Ein normaler Mensch hätte irgendeine Gefühlsregung gezeigt. Scham, Wut oder allgemeine Gereiztheit.
die Aufzählung brauchst du nicht, überlass es lieber meiner Fantasie, welche Gefühlsregung ich hier erwarten würde. Das macht mir auch deutlicher bewusst, dass da keine ist.
Und darum geht es doch, oder?

Aber er war vollkommen ruhig. Sah sie an wie ein Möbelstück oder Gemälde, das nicht an dem Platz ist, an dem man es gerne haben möchte.
Ich mag Vergleiche generell nicht. Meistens ärgere ich mich sogar darüber. Das ist eine der wenigen starken Präferenzen, die ich habe. Ich bin bisher nur ganz wenigen Autoren begegnet, die Vergleiche ziehen können, die mich nicht stören.
Dein Vergleich hier hinkt für mich deshalb, weil ich unterstelle, dass erdurchaus eine Gefühlsregung beinhaltet.
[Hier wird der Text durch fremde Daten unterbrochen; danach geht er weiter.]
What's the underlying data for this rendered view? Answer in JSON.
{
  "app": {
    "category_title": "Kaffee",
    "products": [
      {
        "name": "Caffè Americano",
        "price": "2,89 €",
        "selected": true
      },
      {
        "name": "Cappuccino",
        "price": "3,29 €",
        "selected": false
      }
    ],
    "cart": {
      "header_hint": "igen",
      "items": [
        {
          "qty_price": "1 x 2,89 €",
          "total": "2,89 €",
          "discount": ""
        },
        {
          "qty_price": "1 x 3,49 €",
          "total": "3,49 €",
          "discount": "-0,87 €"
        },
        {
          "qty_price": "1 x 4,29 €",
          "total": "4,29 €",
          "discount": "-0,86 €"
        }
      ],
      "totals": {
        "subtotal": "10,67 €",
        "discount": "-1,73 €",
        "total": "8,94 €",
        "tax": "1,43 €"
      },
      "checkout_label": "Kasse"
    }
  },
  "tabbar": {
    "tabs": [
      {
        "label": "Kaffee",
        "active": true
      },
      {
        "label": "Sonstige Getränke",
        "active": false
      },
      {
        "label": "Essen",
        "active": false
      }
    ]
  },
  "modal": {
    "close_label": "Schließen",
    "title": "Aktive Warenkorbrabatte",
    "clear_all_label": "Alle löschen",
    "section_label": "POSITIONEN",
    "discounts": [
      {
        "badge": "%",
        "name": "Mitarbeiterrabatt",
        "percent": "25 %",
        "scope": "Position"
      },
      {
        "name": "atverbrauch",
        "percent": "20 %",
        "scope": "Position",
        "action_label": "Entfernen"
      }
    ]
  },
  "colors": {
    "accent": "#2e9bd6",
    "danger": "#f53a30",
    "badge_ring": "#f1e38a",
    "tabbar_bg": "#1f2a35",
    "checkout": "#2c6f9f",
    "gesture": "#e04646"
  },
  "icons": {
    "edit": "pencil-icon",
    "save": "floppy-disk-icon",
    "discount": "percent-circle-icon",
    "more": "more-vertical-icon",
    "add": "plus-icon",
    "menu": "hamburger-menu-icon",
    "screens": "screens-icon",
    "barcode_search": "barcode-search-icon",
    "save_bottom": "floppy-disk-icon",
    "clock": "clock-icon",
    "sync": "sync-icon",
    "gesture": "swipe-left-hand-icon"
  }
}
Man stört sich daran, wenn man ein Möbelstück oder ein Gemälde nicht an dem Platz ist, an dem man es gerne haben möchte. Etwas ist nicht so, wie man es gerne haben möchte.

Er wandte sich von ihr ab und spazierte davon, in den Eingang des Bergwerks hinein.
"Spazierte" passt für mich nicht zum Mann. Das klingt gelöst, entspannt, positiv.

Irgendwie hatte sie noch weniger Lust, dieses Bergwerk zu betreten, als noch vor einer Minute. Mehr noch, sie hatte keine Lust, dieses Bergwerk zusammen mit ihm zu betreten.
Warum betonst du hier "mit"?

Der unbändige Wunsch überkam sie, jetzt, in diesem Moment, einen radikalen Schlussstrich zu ziehen. Er ging in sein Bleierzbergwerk und sie, ... sie ging halt einfach davon. Auf Nimmerwiedersehen. Der Gedanke gefiel ihr einen kurzen Moment lang. Dann bekam sie ein schlechtes Gewissen.
Streich "einen kurzen Moment lang". Du musst mir nicht schon im ersten Satz verraten, dass das Gefallen im nächsten endet.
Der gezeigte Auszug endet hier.